Die Elster streifte ihn mit einem letzten verächtlichen Blick und griff nach Meggies Arm, zum Glück nicht nach dem, unter dessen Ärmel Fenoglios kostbare Worte steckten. »Der Wächter wird dich holen, wenn es Zeit ist«, sagte sie, während sie Meggie zur Tür zog.

»Denk an das, was dein Vater dir gesagt hat!«, rief Fenoglio, als Meggie schon auf dem Flur stand. »Die Worte werden erst lebendig, wenn du sie auf der Zunge schmeckst.«

Die Elster gab Meggie einen Stoß in den Rücken. »Nun geh schon weiter!«, sagte sie und zog die Tür hinter ihnen zu.

Feuer

Da aber sprang Bagheera plötzlich auf. »Nein! Ich hab's! Lauf rasch hinunter ins Tal, zu den Hütten der Menschen, und nimm dir von der Roten Blume, die sie dort pflanzen. Dann hast du, wenn deine Stunde gekommen ist, einen mächtigeren Freund als mich oder Baloo oder sonst einen vom Rudel, der dich liebt. Hol dir die Rote Blume!«

Mit der Roten Blume meinte Bagheera das Feuer; nur nannte es keiner im Dschungel beim Namen, denn alle fürchteten es wie den Tod.
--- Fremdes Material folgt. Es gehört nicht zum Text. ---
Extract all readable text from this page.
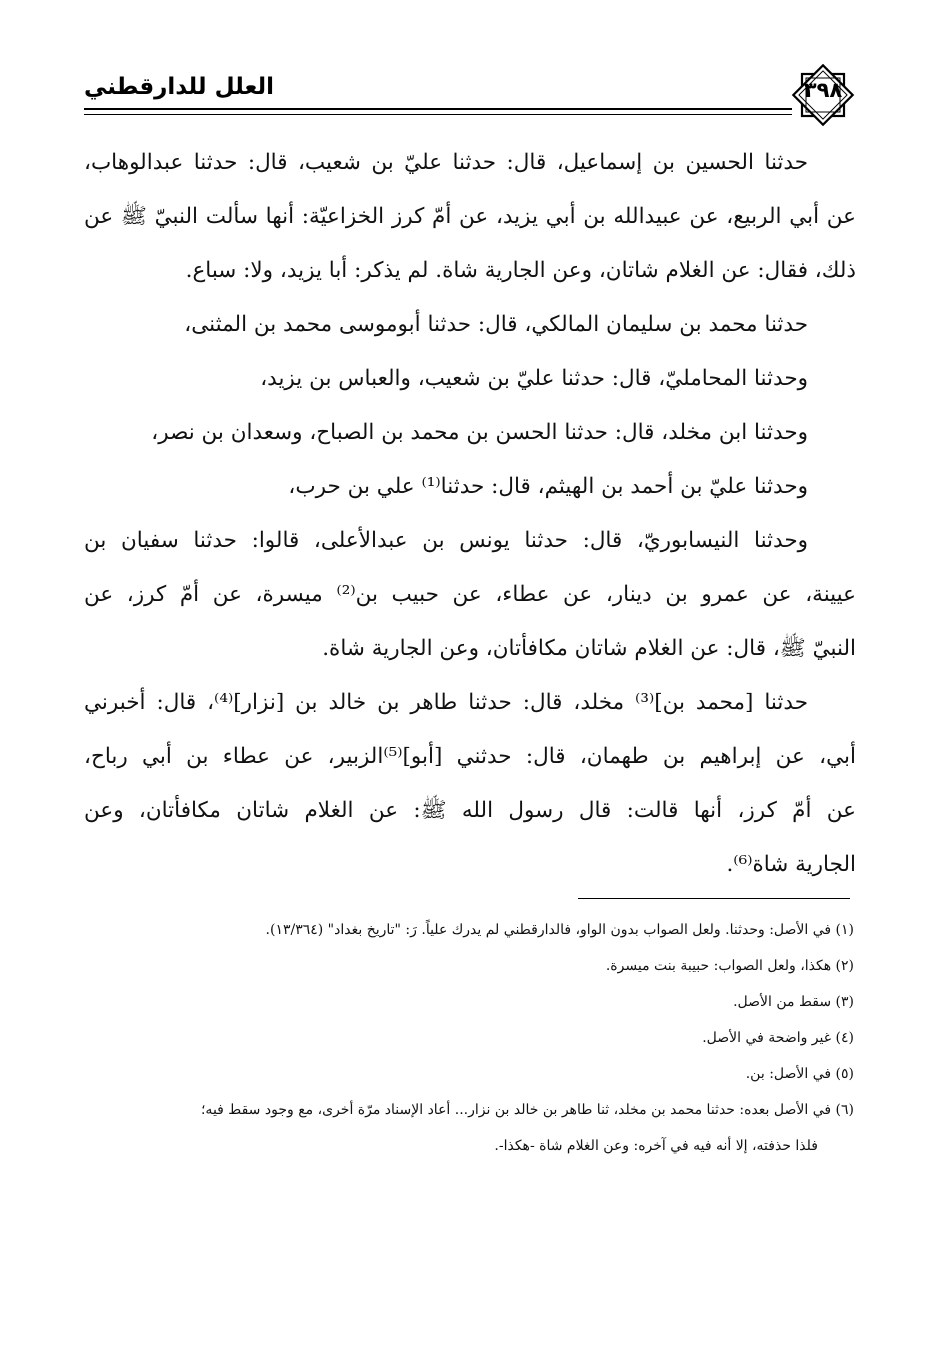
العلل للدارقطني	٣٩٨
حدثنا الحسين بن إسماعيل، قال: حدثنا عليّ بن شعيب، قال: حدثنا عبدالوهاب،
عن أبي الربيع، عن عبيدالله بن أبي يزيد، عن أمّ كرز الخزاعيّة: أنها سألت النبيّ ﷺ عن
ذلك، فقال: عن الغلام شاتان، وعن الجارية شاة. لم يذكر: أبا يزيد، ولا: سباع.
حدثنا محمد بن سليمان المالكي، قال: حدثنا أبوموسى محمد بن المثنى،
وحدثنا المحامليّ، قال: حدثنا عليّ بن شعيب، والعباس بن يزيد،
وحدثنا ابن مخلد، قال: حدثنا الحسن بن محمد بن الصباح، وسعدان بن نصر،
وحدثنا عليّ بن أحمد بن الهيثم، قال: حدثنا⁽¹⁾ علي بن حرب،
وحدثنا النيسابوريّ، قال: حدثنا يونس بن عبدالأعلى، قالوا: حدثنا سفيان بن
عيينة، عن عمرو بن دينار، عن عطاء، عن حبيب بن⁽²⁾ ميسرة، عن أمّ كرز، عن
النبيّ ﷺ، قال: عن الغلام شاتان مكافأتان، وعن الجارية شاة.
حدثنا [محمد بن]⁽³⁾ مخلد، قال: حدثنا طاهر بن خالد بن [نزار]⁽⁴⁾، قال: أخبرني
أبي، عن إبراهيم بن طهمان، قال: حدثني [أبو]⁽⁵⁾الزبير، عن عطاء بن أبي رباح،
عن أمّ كرز، أنها قالت: قال رسول الله ﷺ: عن الغلام شاتان مكافأتان، وعن
الجارية شاة⁽⁶⁾.
(١) في الأصل: وحدثنا. ولعل الصواب بدون الواو، فالدارقطني لم يدرك علياً. رَ: "تاريخ بغداد" (١٣/٣٦٤).
(٢) هكذا، ولعل الصواب: حبيبة بنت ميسرة.
(٣) سقط من الأصل.
(٤) غير واضحة في الأصل.
(٥) في الأصل: بن.
(٦) في الأصل بعده: حدثنا محمد بن مخلد، ثنا طاهر بن خالد بن نزار... أعاد الإسناد مرّة أخرى، مع وجود سقط فيه؛
فلذا حذفته، إلا أنه فيه في آخره: وعن الغلام شاة -هكذا-.
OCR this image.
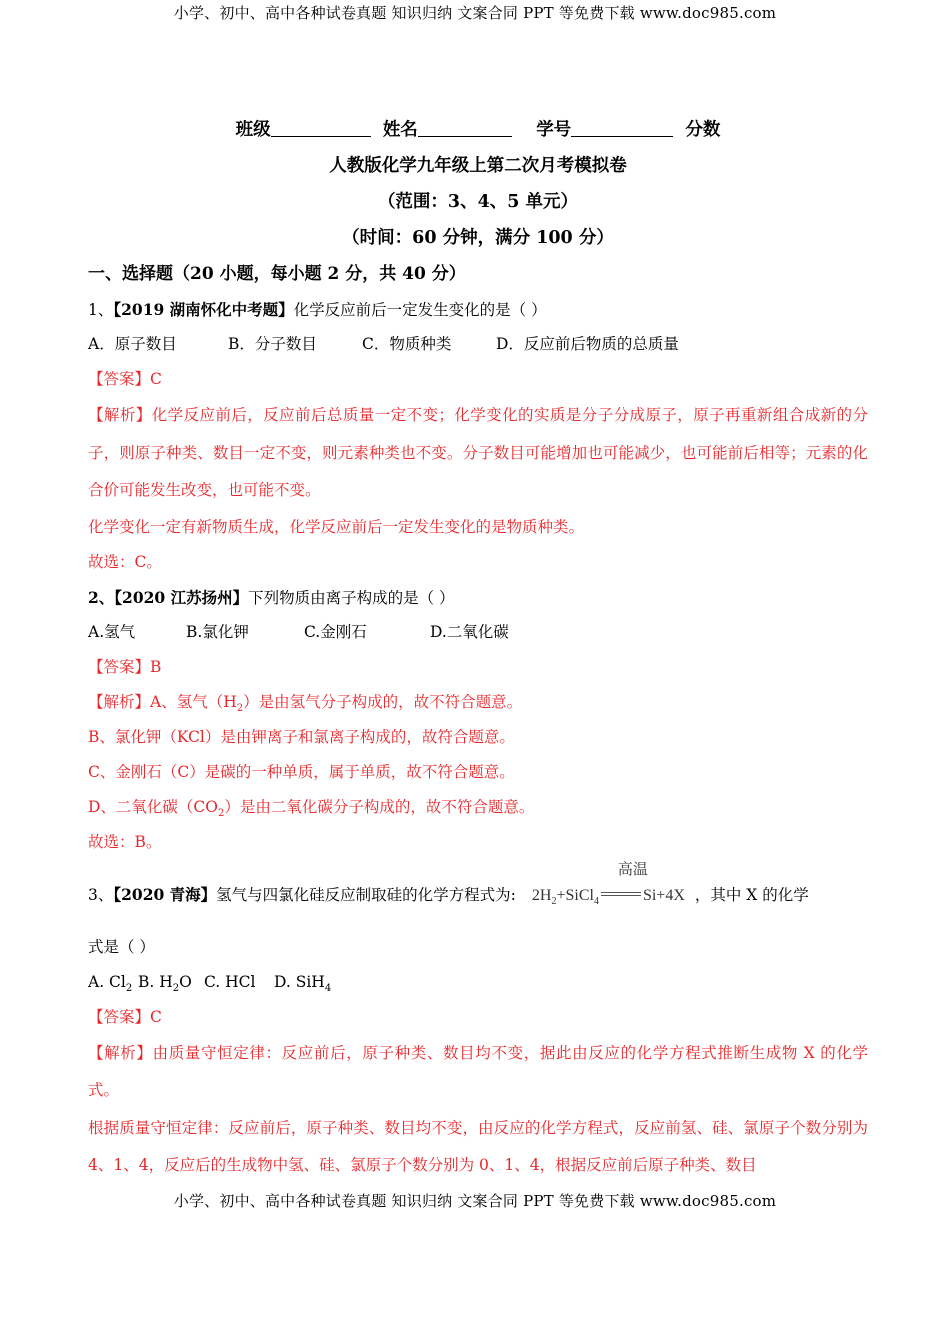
小学、初中、高中各种试卷真题 知识归纳 文案合同 PPT 等免费下载 www.doc985.com
班级	姓名	学号	分数
人教版化学九年级上第二次月考模拟卷
（范围：3、4、5 单元）
（时间：60 分钟，满分 100 分）
一、选择题（20 小题，每小题 2 分，共 40 分）
1、【2019 湖南怀化中考题】化学反应前后一定发生变化的是（ ）
A．原子数目	B．分子数目	C．物质种类	D．反应前后物质的总质量
【答案】C
【解析】化学反应前后，反应前后总质量一定不变；化学变化的实质是分子分成原子，原子再重新组合成新的分子，则原子种类、数目一定不变，则元素种类也不变。分子数目可能增加也可能减少，也可能前后相等；元素的化合价可能发生改变，也可能不变。
化学变化一定有新物质生成，化学反应前后一定发生变化的是物质种类。
故选：C。
2、【2020 江苏扬州】下列物质由离子构成的是（ ）
A.氢气	B.氯化钾	C.金刚石	D.二氧化碳
【答案】B
【解析】A、氢气$(H_2)$是由氢气分子构成的，故不符合题意。
B、氯化钾（KCl）是由钾离子和氯离子构成的，故符合题意。
C、金刚石（C）是碳的一种单质，属于单质，故不符合题意。
D、二氧化碳$(CO_2)$是由二氧化碳分子构成的，故不符合题意。
故选：B。
3、【2020 青海】氢气与四氯化硅反应制取硅的化学方程式为: $2H_2+SiCl_4$
高温
Si+4X ，其中 X 的化学
式是（ ）
A. $Cl_2$ B. $H_2O$ C. HCl D. SiH$_4$
【答案】C
【解析】由质量守恒定律：反应前后，原子种类、数目均不变，据此由反应的化学方程式推断生成物 X 的化学式。
根据质量守恒定律：反应前后，原子种类、数目均不变，由反应的化学方程式，反应前氢、硅、氯原子个数分别为 4、1、4，反应后的生成物中氢、硅、氯原子个数分别为 0、1、4，根据反应前后原子种类、数目
小学、初中、高中各种试卷真题 知识归纳 文案合同 PPT 等免费下载 www.doc985.com
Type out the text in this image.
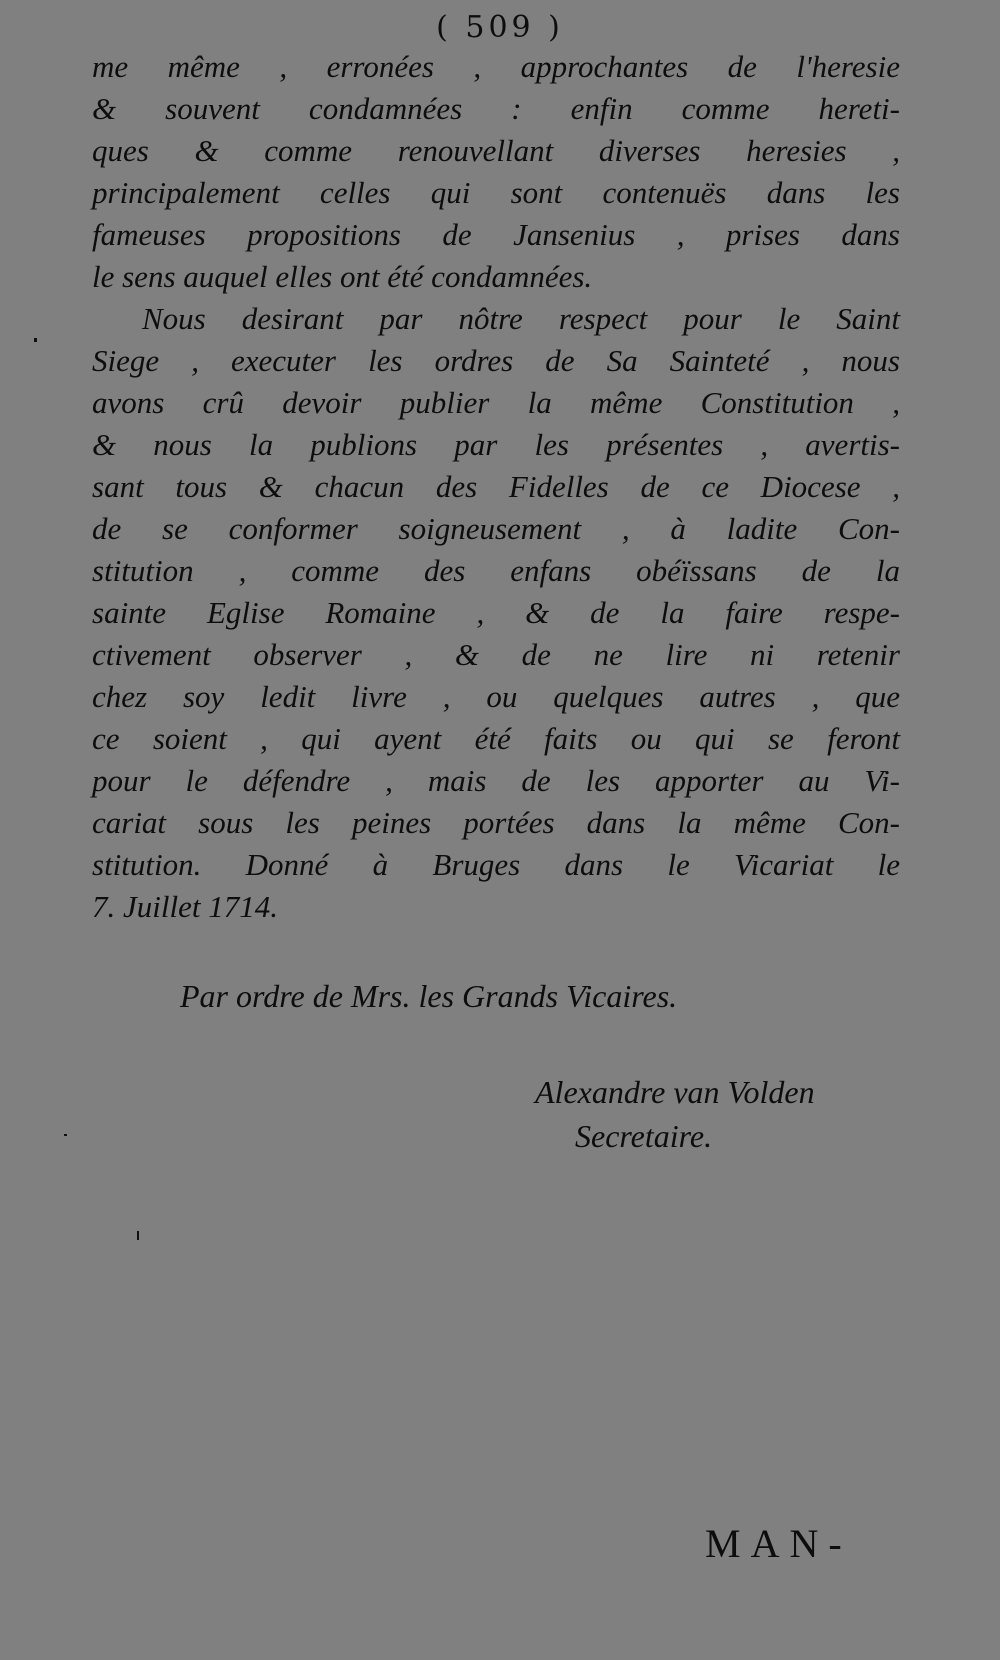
( 509 )
me même , erronées , approchantes de l'heresie
& souvent condamnées : enfin comme hereti-
ques & comme renouvellant diverses heresies ,
principalement celles qui sont contenuës dans les
fameuses propositions de Jansenius , prises dans
le sens auquel elles ont été condamnées.
Nous desirant par nôtre respect pour le Saint
Siege , executer les ordres de Sa Sainteté , nous
avons crû devoir publier la même Constitution ,
& nous la publions par les présentes , avertis-
sant tous & chacun des Fidelles de ce Diocese ,
de se conformer soigneusement , à ladite Con-
stitution , comme des enfans obéïssans de la
sainte Eglise Romaine , & de la faire respe-
ctivement observer , & de ne lire ni retenir
chez soy ledit livre , ou quelques autres , que
ce soient , qui ayent été faits ou qui se feront
pour le défendre , mais de les apporter au Vi-
cariat sous les peines portées dans la même Con-
stitution. Donné à Bruges dans le Vicariat le
7. Juillet 1714.
Par ordre de Mrs. les Grands Vicaires.
Alexandre van Volden
Secretaire.
MAN-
Rudyard Kipling, Das Dschungelbuch

Sie machten sich auf den Weg, als die Dämmerung sich über die Hügel legte. Gwin ließen sie beim Lager. Nach dem, was bei ihrem letzten nächtlichen Ausflug in Capricorns Dorf passiert war, sah auch Farid ein, dass es so besser war. Zauberzunge ließ ihn vorangehen. Er wusste nichts von seiner Angst vor Geistern und anderen Nachtgestalten, Farid hatte sie gut vor ihm zu verbergen gewusst, viel besser als vor Staubfinger. Zauberzunge verspottete ihn auch nicht für seine Angst vor der Dunkelheit, wie Staubfinger es getan hatte, und seltsamerweise machte das die Furcht kleiner, ließ sie schrumpfen, wie es sonst nur das Tageslicht bewirkte. Als Farid den steilen Hang hinunterstieg, vorsichtig, aber mit sicherem Schritt, hörte er die Geister in den Bäumen und Büschen wispern wie in jeder Nacht, doch sie kamen nicht näher, als hätten sie plötzlich Angst vor ihm, als könnte er ihnen befehlen, wie Staubfinger es mit dem Feuer tat.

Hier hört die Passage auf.